Top 7 Spookiest St Andrews Halloween Costumes

After death, a combination bee-hive-wasp-nest, and that one time the editor printed my article with an embarrassingly obvious spelling mistake, Halloween is befinitely my number one fear. I mean, how are you supposed to decide on a costume?! Well, fear no more: here’s a list of, oh let’s say, 7 super spooky St Andrews-related costume ideas for you to wear this year.  


1. My 9am tutorial

Freshers’ week is over and it’s finally time to check my emails. Oh wait, what’s this? Tutorial signup has been open for two whole hours? Let me just- oh, oh no. Every semester we tell ourselves we’ll be on the ball and sign up for tutorials early enough to get a good timeslot and not just a PhD student, but here I am again: stumbling to some cupboard with a Red Bull to talk about a text I didn’t read in a language I don’t understand.

2. The line outside any food place at 2:01am

If there’s anything better than hungrily standing in a room full of sweaty drunk people with dim lights then it’s hungrily standing in a room full of sweaty drunk people with bright lights while someone frantically shouts order numbers. Truly one of the spookiest parts of any night is rounding the corner onto Bell Street or whatever alley Empire is on and seeing half the students in this town waiting for a donner kebab even though they’re a vegetarian for moral reasons.

3. An Academic Alert

It is a well known fact that any communication from the University is either completely uninteresting or the worst news possible. This spooky costume definitely falls into the latter! Whether you genuinely forgot you had class or just neglected to write that self-certification when you snoozed your alarm for the fifth time, this baby is sure to ruin your day.

You and your friends dress up as three academic alerts and the email telling you that you now can’t pass your module.

 4. That one Pablo that tipped you over the edge

We’ve all been there; things are going well, you’re in the Golden Zone, Mr Brightside is being played for the third time this evening. Then one of your mates ruins everything by having the audacity to suggest getting a Pablo. Of course I’ll get a Pablo, you fool. Or at least that’s what I assume happened because honestly I don’t remember much from that night.

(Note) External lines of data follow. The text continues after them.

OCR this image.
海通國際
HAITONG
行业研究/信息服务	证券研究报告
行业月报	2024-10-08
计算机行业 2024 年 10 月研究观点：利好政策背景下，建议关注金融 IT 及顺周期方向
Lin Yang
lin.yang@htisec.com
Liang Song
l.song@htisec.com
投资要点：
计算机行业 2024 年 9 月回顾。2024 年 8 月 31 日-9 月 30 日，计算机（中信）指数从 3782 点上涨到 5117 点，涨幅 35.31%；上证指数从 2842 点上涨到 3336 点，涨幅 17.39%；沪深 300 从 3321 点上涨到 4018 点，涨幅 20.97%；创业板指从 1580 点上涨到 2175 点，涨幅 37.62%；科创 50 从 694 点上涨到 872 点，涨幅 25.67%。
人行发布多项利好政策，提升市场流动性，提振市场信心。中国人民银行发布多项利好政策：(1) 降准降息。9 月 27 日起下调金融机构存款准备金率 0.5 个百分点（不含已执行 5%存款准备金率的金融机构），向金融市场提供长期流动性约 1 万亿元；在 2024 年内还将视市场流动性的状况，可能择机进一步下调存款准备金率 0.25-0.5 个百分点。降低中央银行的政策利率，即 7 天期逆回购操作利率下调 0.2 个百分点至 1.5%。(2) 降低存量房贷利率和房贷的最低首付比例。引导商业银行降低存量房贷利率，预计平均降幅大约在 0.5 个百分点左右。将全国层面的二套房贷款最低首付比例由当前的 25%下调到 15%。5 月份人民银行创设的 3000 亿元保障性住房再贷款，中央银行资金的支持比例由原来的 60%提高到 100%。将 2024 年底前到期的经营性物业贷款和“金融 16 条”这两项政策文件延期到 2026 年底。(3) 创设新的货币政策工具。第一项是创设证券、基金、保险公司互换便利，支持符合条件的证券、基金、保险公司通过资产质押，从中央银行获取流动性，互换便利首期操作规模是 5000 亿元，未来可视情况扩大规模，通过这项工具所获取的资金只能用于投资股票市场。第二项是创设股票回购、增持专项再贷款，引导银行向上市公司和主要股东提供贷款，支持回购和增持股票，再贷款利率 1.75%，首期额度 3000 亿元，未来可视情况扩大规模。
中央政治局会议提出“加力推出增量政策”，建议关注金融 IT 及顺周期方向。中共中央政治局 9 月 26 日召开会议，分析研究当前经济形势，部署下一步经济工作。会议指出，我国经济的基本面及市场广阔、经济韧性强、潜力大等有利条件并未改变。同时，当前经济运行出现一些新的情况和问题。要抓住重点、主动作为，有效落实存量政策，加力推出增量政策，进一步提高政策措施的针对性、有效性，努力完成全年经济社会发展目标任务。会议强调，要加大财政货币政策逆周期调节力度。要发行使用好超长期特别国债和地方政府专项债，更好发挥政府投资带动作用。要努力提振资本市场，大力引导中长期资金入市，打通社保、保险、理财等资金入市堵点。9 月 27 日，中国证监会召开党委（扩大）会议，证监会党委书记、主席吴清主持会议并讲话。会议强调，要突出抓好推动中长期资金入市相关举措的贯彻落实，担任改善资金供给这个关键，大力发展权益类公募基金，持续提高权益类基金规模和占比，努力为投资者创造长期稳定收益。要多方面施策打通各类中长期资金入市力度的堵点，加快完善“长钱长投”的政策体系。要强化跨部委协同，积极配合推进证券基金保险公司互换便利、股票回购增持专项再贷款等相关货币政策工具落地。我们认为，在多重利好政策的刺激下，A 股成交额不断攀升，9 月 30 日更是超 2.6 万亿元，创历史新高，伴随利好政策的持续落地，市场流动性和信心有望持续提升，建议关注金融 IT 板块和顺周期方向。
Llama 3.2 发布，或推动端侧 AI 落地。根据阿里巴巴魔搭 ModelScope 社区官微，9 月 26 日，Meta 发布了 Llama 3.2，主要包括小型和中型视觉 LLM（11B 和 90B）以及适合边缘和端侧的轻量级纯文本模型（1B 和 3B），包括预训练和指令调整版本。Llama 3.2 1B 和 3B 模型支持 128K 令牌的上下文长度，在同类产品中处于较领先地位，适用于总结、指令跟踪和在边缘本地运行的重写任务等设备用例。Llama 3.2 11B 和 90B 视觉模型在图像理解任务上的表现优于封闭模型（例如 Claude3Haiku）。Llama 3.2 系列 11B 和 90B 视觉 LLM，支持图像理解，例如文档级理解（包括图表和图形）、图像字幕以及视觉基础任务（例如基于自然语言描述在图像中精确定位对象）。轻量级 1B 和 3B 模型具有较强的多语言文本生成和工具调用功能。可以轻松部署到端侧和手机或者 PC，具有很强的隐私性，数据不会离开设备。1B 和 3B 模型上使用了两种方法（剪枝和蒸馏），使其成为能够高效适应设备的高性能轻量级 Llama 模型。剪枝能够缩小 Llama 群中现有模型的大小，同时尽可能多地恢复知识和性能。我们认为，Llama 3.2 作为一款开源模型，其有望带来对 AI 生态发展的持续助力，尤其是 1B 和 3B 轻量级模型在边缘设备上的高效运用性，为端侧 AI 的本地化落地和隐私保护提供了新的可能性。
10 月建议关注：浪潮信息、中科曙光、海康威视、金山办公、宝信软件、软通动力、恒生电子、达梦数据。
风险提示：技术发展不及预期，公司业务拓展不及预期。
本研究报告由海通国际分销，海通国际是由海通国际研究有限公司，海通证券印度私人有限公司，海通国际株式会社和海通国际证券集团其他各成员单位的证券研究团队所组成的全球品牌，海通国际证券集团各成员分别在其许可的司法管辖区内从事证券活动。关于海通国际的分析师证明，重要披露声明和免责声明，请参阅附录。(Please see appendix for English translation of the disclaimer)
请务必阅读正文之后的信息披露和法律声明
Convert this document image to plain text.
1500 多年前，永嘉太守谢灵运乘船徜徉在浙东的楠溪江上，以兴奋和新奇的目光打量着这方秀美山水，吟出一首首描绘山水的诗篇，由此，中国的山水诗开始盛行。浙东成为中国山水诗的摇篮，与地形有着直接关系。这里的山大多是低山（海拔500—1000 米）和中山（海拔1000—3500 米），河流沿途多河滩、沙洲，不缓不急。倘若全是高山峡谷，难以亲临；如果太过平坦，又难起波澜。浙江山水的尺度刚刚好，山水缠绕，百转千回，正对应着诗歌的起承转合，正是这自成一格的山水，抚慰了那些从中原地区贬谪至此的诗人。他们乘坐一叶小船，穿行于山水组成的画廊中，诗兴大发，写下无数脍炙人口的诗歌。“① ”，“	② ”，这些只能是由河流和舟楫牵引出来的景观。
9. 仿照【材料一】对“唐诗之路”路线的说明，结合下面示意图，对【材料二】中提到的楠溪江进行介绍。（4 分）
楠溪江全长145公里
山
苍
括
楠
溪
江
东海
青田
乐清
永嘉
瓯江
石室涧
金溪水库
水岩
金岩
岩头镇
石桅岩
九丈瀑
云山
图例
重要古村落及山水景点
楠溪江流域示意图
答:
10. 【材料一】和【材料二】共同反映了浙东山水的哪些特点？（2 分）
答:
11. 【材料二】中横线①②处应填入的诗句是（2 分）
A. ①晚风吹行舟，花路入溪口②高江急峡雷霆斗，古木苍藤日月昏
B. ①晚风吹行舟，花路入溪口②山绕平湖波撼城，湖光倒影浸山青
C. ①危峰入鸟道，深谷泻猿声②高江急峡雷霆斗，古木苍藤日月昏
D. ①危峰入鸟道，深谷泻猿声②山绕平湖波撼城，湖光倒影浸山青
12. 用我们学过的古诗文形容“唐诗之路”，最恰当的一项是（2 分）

5. Forgetting your notebook and pens at home

Um…yeah not really sure about this one to be honest. It did happen to me once though, and it was really awkward because I came in late as well so I had to sit in the front row. I managed to borrow a pen and write some stuff on an old bus ticket, but then at the end I remembered I had a phone I can take notes on, so that kind of sucked.

6. Someone who doesn’t care about stepping on the PH

We all know this person. Someone who throws caution to the wind, who’s too edgy to care about your stupid bourgeois traditions, who doesn’t respect the witchcraft of Patrick Hamilton. This person oozes charisma and an ‘I don’t care’ attitude. They’ll usually be followed around by a crowd of groupies who are in awe that someone would consider for even a moment making a protest this powerful and bold. Don’t even get me started on the person who carries their academic gown.

And there you have it, the definitive and comprehensive Top 7 Spookiest St Andrews Halloween Costumes. Hopefully now you can move past your fear of looking terrible and focus on the really scary things in life, like sleeping in the dark or miscounting the number of items on an important list.